# Finding derivative and tangent

## Homework Statement

Consider the curve given by xy^2 - x^3y = 6
a. Find the derivative
b. Find all points on the curve whose x-coordinate is 1, and write an equation for the tangent line at each of these points.
c. Find the x-coordinate of each point on the curve where the tangent line is vertical/

xy^2 - xy^3 = 6

## The Attempt at a Solution

so i started with a and found the derivative to be y' = (3x^2*y - y^2)/(2xy - x^3) which was correct so no problems there

then i started b by plugging 1 for x into the original equation to get my y values which came out to be 3 and -2

then i plugged then into my equation for the derivative separately and found the derivative for 3 to be undefined and the derivative for -2 to be 2
i figured therefore there couldn't be any tangent equation for the y value of 3 so i used 2 and got the tangent to be y = 2(x-1)+2

im not sure everything after the derivative is correct
for part c i know that the equation for the tangent line has to just be straight line where it is just x = to a number but i don't know how to find that

ehild
Homework Helper
You did a good job! The derivative is fine, and the points where x=1 are correct, but you made a small mistake in the equation of the tangent line in case of y=-2 (you used y=2 instead of y=-2).

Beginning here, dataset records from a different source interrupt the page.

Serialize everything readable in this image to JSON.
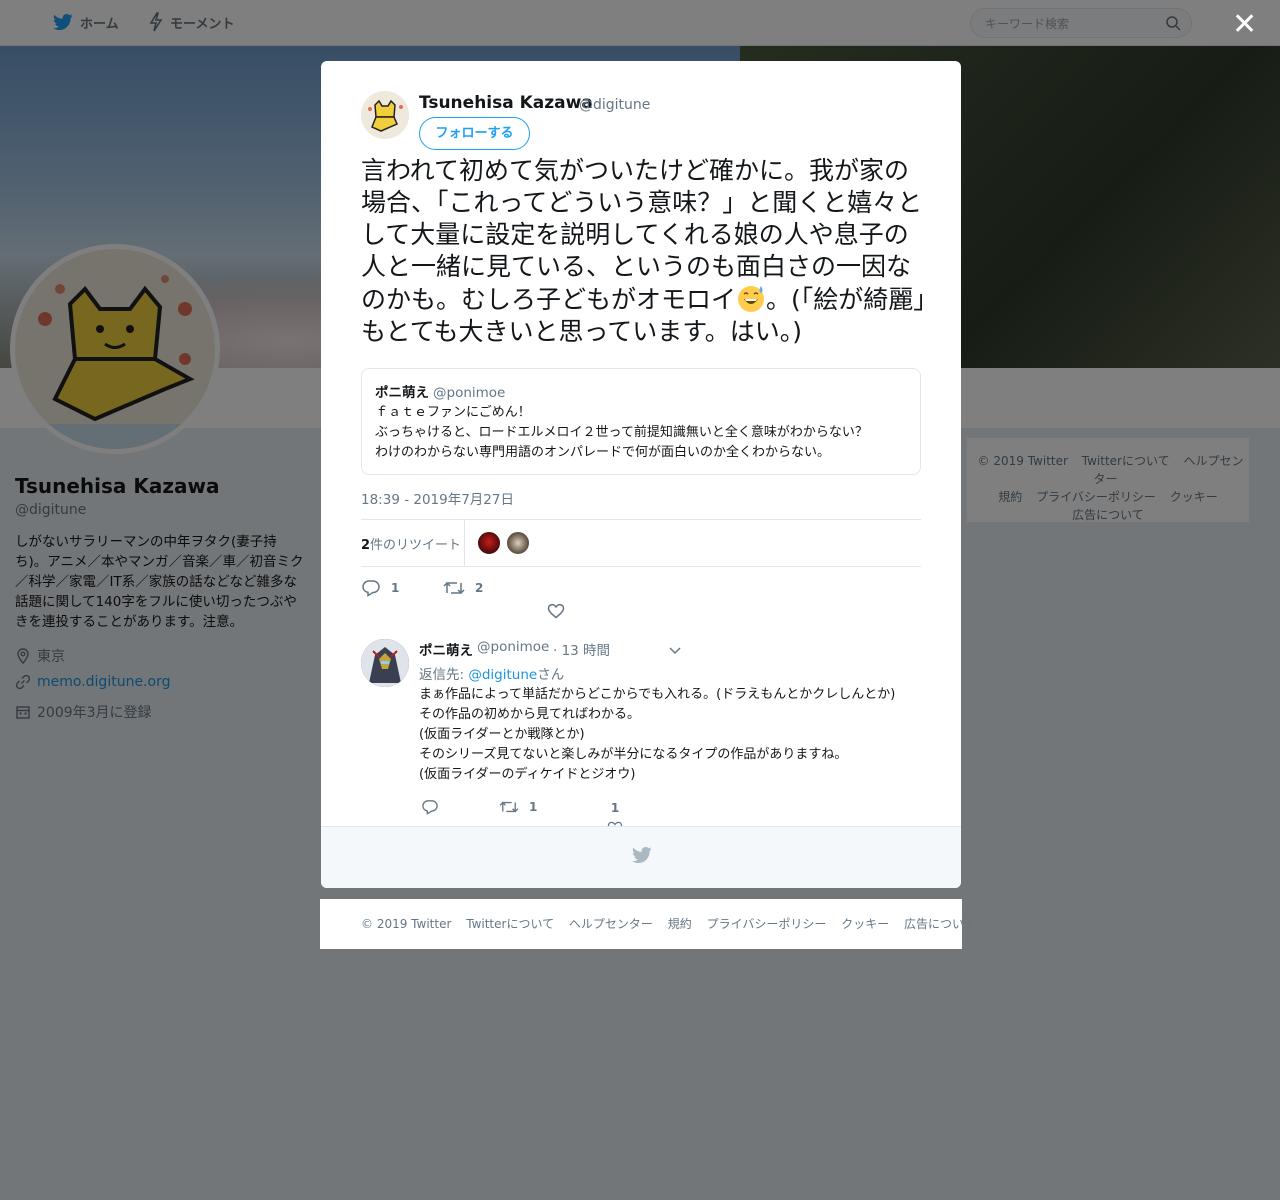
{
  "nav": {
    "home_label": "ホーム",
    "moments_label": "モーメント",
    "search_placeholder": "キーワード検索"
  },
  "profile": {
    "name": "Tsunehisa Kazawa",
    "handle": "@digitune",
    "bio": "しがないサラリーマンの中年ヲタク(妻子持ち)。アニメ／本やマンガ／音楽／車／初音ミク／科学／家電／IT系／家族の話などなど雑多な話題に関して140字をフルに使い切ったつぶやきを連投することがあります。注意。",
    "location": "東京",
    "url": "memo.digitune.org",
    "joined": "2009年3月に登録"
  },
  "side_footer": {
    "links": [
      "© 2019 Twitter",
      "Twitterについて",
      "ヘルプセンター",
      "規約",
      "プライバシーポリシー",
      "クッキー",
      "広告について"
    ]
  },
  "tweet": {
    "author_name": "Tsunehisa Kazawa",
    "author_handle": "@digitune",
    "follow_label": "フォローする",
    "text_before_emoji": "言われて初めて気がついたけど確かに。我が家の場合、「これってどういう意味？」と聞くと嬉々として大量に設定を説明してくれる娘の人や息子の人と一緒に見ている、というのも面白さの一因なのかも。むしろ子どもがオモロイ",
    "emoji": "grinning-sweat-emoji",
    "text_after_emoji": "。(「絵が綺麗」もとても大きいと思っています。はい。)",
    "timestamp": "18:39 - 2019年7月27日",
    "retweet_count_number": "2",
    "retweet_count_suffix": "件のリツイート",
    "reply_count": "1",
    "retweet_count": "2"
  },
  "quote": {
    "name": "ポニ萌え",
    "handle": "@ponimoe",
    "lines": [
      "ｆａｔｅファンにごめん！",
      "ぶっちゃけると、ロードエルメロイ２世って前提知識無いと全く意味がわからない？",
      "わけのわからない専門用語のオンパレードで何が面白いのか全くわからない。"
    ]
  },
  "reply": {
    "name": "ポニ萌え",
    "handle": "@ponimoe",
    "time": "· 13 時間",
    "reply_to_prefix": "返信先: ",
    "reply_to_handle": "@digitune",
    "reply_to_suffix": "さん",
    "lines": [
      "まぁ作品によって単話だからどこからでも入れる。(ドラえもんとかクレしんとか)",
      "その作品の初めから見てればわかる。",
      "(仮面ライダーとか戦隊とか)",
      "そのシリーズ見てないと楽しみが半分になるタイプの作品がありますね。",
      "(仮面ライダーのディケイドとジオウ)"
    ],
    "retweet_count": "1",
    "like_count": "1"
  },
  "bottom_footer": {
    "links": [
      "© 2019 Twitter",
      "Twitterについて",
      "ヘルプセンター",
      "規約",
      "プライバシーポリシー",
      "クッキー",
      "広告について"
    ]
  },
  "colors": {
    "accent": "#1da1f2",
    "link": "#1b95e0",
    "muted": "#657786"
  }
}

then i plugged then into my equation for the derivative separately and found the derivative for 3 to be undefined

The derivative is not undefined. What do you get when you plug in x=1 and y=3 into the formula for y'?

for part c i know that the equation for the tangent line has to just be straight line where it is just x = to a number but i don't know how to find that

The derivative of the y(x) function is undefined when if it is a vertical line.
What is the denominator when y' is undefined?

You can also think of the inverse function x(y). If the tangent line of y(x) is vertical, that of x(y) is horizontal, that is dx/dy=0. It is the reciprocal of y' and it has to be zero.

ehild